Like Charles Dickens, what interests me is what people do with what they have, whether they give the Cratchits a Christmas turkey and help little Tim with his crutches. What interests me is what people give to the land and sea, how they love it, whether they see it as part of their hearts and skin.

Or whether they mostly take or fence or guard or plunder (albeit in sweet-toned ways). Eight weeks.

A land and sea that pulls your heart into your throat, that stirs you, that says: “Show me how you love me.”

A land of too many fences and unnatural deaths, where the spent baskets of a crab waterman are strewn over the whole coast of Savage Neck, a land where plastic nets once filled with clams are left in the sands like sunken ships from another time.

It will take a thousand years for them to dissolve, if then.

This is a land of rich ordinary lives, many struggling hard. They cook chicken dinners in Cheriton and pull people from burning buildings, run food pantries in church basements and shuttle tiny children on buses when the dawn breaks so their parents can harvest tomatoes in our fields.

There are stories (I’ve heard some of them) that could break a world, open.

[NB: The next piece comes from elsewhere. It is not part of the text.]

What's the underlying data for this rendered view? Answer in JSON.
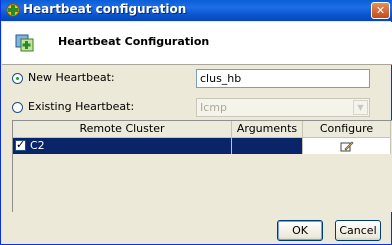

Yesterday, someone said to me: “I don’t notice these things. I have been here too long.”

But maybe you can try to notice. Maybe you can sharpen your eyes just a little, rub them awake and notice who gives the turkey and the crutches.

To the Cratchits.

To the land.

To the sea close by.

And maybe, just maybe, you can join them — lest that which you love, disappears.

By Sher Horosko

Photo by Sher Horosko

Sher HoroskoSher Horosko’s commentary is an occasional Wednesday feature of the Wave. A recent transplant to the Eastern Shore, Sher writes on nature and spirituality at



2 Responses to “SHER: On the Shore Eight Weeks”

  1. John Convllle on July 31st, 2013 3:27 am

    Sher is a great writer. She also shows the wisdom gained by age in trade for that of youth and beauty. A good asset for your enterprise.

  2. Mar Kime on August 1st, 2013 7:22 am

    Thanks for bearing witness and opening our eyes once again to the beauty and fragility of life — and reminding us that ultimately we are the caretakers and cultivators of the life around us.